Reporters Without Borders Annual Report 2002 - Bhutan
|Publisher||Reporters Without Borders|
|Publication Date||3 May 2002|
|Cite as||Reporters Without Borders, Reporters Without Borders Annual Report 2002 - Bhutan, 3 May 2002, available at: http://www.refworld.org/docid/487c523426.html [accessed 4 October 2015]|
|Disclaimer||This is not a UNHCR publication. UNHCR is not responsible for, nor does it necessarily endorse, its content. Any views expressed are solely those of the author or publisher and do not necessarily reflect those of UNHCR, the United Nations or its Member States.|
Stuck between India and China, this Himalayan kingdom brags that it is a paradisiacal Buddhist theocracy. But, in reality, the king has total power in this country without a constitution, where opponents and media are muzzled.
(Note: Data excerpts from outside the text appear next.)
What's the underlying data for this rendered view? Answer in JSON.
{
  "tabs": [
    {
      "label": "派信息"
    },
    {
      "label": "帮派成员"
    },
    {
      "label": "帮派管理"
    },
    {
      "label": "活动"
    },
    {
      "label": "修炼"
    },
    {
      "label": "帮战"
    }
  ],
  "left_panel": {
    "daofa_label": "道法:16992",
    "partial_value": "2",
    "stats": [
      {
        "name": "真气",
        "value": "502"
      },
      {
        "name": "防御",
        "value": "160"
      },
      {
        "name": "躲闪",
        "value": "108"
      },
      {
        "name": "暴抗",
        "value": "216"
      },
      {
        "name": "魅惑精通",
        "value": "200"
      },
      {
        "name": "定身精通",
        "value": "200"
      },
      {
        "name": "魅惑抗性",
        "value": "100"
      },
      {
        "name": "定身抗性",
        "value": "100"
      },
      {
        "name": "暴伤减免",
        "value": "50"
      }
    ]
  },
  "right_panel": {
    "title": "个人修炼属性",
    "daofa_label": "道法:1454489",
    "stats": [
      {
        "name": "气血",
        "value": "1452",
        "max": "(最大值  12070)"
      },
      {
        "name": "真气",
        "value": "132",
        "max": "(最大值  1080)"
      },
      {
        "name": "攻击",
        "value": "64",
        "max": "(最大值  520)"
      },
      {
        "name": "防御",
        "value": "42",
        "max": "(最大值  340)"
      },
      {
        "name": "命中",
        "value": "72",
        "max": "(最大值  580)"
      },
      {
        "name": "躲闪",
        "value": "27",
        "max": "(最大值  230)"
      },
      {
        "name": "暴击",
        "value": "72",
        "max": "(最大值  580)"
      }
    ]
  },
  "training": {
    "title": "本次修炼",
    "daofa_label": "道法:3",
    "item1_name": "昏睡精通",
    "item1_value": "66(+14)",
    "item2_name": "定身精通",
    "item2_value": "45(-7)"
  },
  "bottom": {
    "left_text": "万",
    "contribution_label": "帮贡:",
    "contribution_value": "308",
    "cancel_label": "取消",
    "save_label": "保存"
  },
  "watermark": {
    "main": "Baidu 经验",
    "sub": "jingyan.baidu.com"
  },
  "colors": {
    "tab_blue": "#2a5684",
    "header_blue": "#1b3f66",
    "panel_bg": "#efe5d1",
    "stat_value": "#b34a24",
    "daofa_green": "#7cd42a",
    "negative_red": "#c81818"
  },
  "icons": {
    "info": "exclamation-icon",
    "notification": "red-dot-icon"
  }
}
There is no room for pluralist information in this absolute monarchy. All media are public and are carefully controlled by "Guups", palace representatives. The official weekly Kuensel is published in three languages: English, Dzong-kha and Nepali. The only radio station, Bhutan Broadcasting Service (BBS), broadcasts two daily news bulletins in these four languages. Since 1999, television and the Internet have made a prudent appearance in Bhutan. The public television channel broadcasts a daily news report in two languages, but only covers the capital Thimphu. The only Internet access provider, Druknet, is above all reserved for administrations and a few privileged people. Nevertheless, the weekly Kuensel does have an English-language Web site. All these media are directly controlled by the Ministry of Communication. An officer of the Bhutanese Royal Army manages the information branch of BBS, whose two directors are named by the Royal Civil Service Commission. One former BBS journalist, currently living in exile, stated that many subjects are sensitive: corruption, border disputes, democratic claims, abuses of power, and, especially, refugees. More than one third of Bhutan's population (mostly members of the Lhotshampkha minority) has been forced into exile in Nepal. In addition to the many restrictions imposed by the royal authority, at least three journalists were fired from official media in the past ten years.